Between the lines: Matt Fowler, the executive director of Triangle Multiple Listing Services, said home prices look like they are trending toward a "return to normal" growth rather than the "crazy, unsustainable rate that they were rising at."
- Yes but: A lack of inventory and new construction as well as strong job growth in the Triangle should prevent home prices from dropping significantly, Fowler added.
Why it matters: Even with falling prices, though, rising interest rates are making the median home less affordable for a typical family in the Triangle and are preventing some with mortgages locked in at lower rates from moving.
- The median income of a family in the Triangle now only reaches 68% of the income necessary to qualify for a median priced house at prevailing mortgage rates, Fowler said.
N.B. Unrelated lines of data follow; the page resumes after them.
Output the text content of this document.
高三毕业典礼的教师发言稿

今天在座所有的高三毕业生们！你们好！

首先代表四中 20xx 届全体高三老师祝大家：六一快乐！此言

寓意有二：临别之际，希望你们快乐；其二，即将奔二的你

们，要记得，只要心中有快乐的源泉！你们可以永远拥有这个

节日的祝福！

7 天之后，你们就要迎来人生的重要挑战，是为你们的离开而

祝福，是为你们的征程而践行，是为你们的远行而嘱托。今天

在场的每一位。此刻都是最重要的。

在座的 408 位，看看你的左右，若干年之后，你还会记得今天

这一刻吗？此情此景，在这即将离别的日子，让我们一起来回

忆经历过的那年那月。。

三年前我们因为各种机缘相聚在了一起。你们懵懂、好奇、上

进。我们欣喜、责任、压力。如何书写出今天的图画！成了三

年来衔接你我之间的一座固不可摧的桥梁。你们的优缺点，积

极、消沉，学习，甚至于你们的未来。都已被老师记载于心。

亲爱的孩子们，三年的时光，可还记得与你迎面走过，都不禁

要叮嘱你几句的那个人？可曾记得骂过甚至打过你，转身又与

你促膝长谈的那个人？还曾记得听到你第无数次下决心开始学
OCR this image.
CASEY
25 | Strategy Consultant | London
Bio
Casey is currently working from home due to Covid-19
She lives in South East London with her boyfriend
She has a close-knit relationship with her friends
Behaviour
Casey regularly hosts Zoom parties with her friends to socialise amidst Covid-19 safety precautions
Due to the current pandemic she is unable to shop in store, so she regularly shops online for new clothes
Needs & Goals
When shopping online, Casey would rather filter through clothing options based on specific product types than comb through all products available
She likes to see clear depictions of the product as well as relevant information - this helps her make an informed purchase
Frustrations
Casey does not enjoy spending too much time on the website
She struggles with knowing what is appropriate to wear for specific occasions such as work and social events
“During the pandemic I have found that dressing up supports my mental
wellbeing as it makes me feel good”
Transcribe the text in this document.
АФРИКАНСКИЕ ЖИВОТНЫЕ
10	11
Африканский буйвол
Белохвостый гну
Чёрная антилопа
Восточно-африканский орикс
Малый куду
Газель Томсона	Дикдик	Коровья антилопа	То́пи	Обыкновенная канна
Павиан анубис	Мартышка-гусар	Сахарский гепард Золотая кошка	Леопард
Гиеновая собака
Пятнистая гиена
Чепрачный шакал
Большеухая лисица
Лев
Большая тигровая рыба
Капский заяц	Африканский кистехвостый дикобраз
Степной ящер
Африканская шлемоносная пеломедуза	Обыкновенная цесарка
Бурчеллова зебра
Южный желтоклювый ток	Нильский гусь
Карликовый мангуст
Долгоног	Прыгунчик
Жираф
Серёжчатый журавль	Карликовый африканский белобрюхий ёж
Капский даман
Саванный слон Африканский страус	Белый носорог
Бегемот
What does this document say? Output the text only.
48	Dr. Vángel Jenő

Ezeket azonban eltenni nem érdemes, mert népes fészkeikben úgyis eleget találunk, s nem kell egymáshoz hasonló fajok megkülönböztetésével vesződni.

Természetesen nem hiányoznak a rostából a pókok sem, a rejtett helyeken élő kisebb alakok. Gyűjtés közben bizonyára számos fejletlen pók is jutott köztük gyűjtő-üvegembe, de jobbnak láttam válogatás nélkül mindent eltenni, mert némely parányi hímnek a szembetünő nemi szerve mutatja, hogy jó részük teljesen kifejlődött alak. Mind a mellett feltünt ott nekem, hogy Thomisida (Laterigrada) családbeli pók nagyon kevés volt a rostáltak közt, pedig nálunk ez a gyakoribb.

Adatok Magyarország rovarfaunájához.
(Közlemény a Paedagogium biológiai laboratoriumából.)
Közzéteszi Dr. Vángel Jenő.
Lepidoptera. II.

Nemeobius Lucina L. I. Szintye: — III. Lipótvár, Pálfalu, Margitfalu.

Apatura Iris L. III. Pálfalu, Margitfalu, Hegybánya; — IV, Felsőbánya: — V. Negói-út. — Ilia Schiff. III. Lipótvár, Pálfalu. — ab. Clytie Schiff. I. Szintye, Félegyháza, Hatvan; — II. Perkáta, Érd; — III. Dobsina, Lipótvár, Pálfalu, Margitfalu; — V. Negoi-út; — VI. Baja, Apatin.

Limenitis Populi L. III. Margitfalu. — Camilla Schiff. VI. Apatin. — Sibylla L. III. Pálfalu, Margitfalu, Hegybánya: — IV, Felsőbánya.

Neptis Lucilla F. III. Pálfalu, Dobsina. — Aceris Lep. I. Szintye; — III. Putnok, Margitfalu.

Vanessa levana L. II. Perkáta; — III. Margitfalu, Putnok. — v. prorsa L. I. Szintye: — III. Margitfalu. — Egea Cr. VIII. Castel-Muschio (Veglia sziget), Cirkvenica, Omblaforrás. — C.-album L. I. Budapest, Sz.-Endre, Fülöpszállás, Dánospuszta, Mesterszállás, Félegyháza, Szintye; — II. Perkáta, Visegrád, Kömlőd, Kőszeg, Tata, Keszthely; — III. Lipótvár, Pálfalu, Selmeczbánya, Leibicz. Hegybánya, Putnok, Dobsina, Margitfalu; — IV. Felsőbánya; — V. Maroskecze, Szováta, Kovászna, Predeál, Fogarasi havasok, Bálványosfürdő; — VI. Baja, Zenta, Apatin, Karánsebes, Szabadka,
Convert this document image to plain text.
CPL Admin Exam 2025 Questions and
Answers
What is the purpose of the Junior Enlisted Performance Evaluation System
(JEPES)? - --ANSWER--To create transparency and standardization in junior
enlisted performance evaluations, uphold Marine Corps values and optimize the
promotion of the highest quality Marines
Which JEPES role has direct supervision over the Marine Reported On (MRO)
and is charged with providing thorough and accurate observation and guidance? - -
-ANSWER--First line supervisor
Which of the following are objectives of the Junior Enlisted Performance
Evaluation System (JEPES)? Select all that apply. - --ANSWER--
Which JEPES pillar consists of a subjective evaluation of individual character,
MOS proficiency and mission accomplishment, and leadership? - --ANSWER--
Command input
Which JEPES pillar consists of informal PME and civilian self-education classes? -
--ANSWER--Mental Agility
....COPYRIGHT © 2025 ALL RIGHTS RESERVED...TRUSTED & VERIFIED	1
What they're saying: "The story for me in the Triangle remains the lack of affordable housing [and] a lack of housing in general," Fowler told Axios.
- "We have a dramatic under supply of properties that real people can buy."
Zoom out: While national analysts are coming around to the idea that house prices could see a correction, they still don't expect an outright bust, Axios' Matt Phillips reports.
- Unemployment remains low. And most homeowners who bought in recent years have locked in rock-bottom rates, making their payments affordable.
- That means a surge in defaults — like the one that crashed the U.S. housing market in 2008 and 2009 — is unlikely, economists say.